Still, he’d been so good as to bring a few bottles of the good stuff, and if that isn’t charity, Jack doesn’t know what is. The problem is that Jack has been standing around on the beach, with Will’s ill humour making him very soggy indeed, and Will hasn’t even deigned to show up.
“You can’t hide here forever!” Jack shouts over the howl of the wind. “Coward!”
He’s tried shouting himself hoarse before, but he figures it’s the ‘coward’ that draws Will out this time. In the next flash of sheet lightning Jack sees Will facing him in the shallows, without coat, or hat. His hair is longer than it used to be and the wind has ratted the curls into an unsightly, salt-crusted mess. His eyes are milky blue and glow faintly in the dark and if he’s blinking at all, Jack can’t see it.
Jack offers a little bow but can’t bring himself to smile. No wonder Tia Dalma sent him here if he’s already starting to turn. Bloody Will Turner. Can’t do anything halfway. “No, Lizzie and I never did, though I can’t say I didn’t try,” Jack says. “Yes, I knew before you did anyway. I’m here because Tia Dalma, rather, Calypso wanted me to remind you that if you don’t do your job you’ll become rather less handsome than you are even now. I listened because I thought she was worryingly powerful when she was a swamp-dwelling priestess so I’m not bloody well going to argue with the lady now she’s a goddess. And she probably asked me to keep an eye on you because she thinks you’re special, and have a nice arse, and wants to bed you.” Jack spits rainwater out. “Does that about cover it?”
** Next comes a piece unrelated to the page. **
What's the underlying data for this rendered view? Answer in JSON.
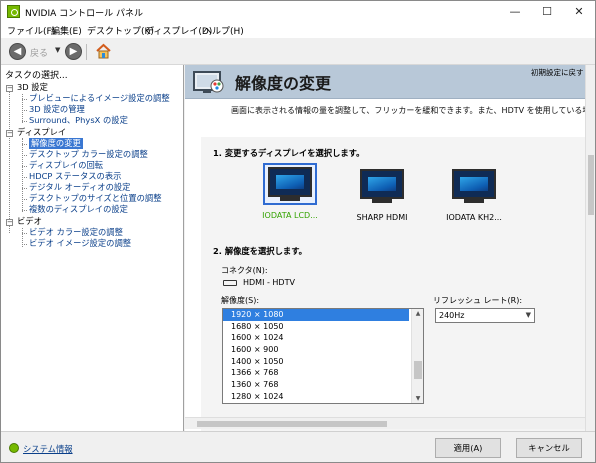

Will clenches his fists and his lips press down into a displeased scowl but he doesn’t try to take a swing at Jack. “Leave me in peace,” he says, wading out deeper into the water.
“”Fraid I’m stuck here,” Jack says, raising his voice a little so Will can still hear him, rocking back on his heels in a casual sort of way. “Wrecked a ship to get here, not a lot of ways back again, ‘less you’re agreeable to taking on a passenger.”
Will stops, water battering at his knees. Jack can see him weighing his options, clear as day in the lines of his forehead and the brackets around his mouth. He can see the moment that Will decides not to leave him stranded. “If I take you back, will you promise to leave me alone?” Will asks, and he sounds defeated, which wasn’t really Jack’s intention.
Jack grins at Will, certain the Captain of the Dutchman can see him just fine in the sudden deadly, black calm of the night. The waters still around his boots and there is no distinction between sea and sky. He adds a wink. “Why William, you just don’t know me at all, do you?” Jack says.
Will does blink then, that eerie blue shuttered away for just a moment and Jack counts it as a win.
*~*~*~*
Jack has seen all sorts of crews, but the crew of the Dutchman is already starting to look a little coral crusted and showing the odd hint of shark tooth and crab claw. They don’t look angry, they seem worried.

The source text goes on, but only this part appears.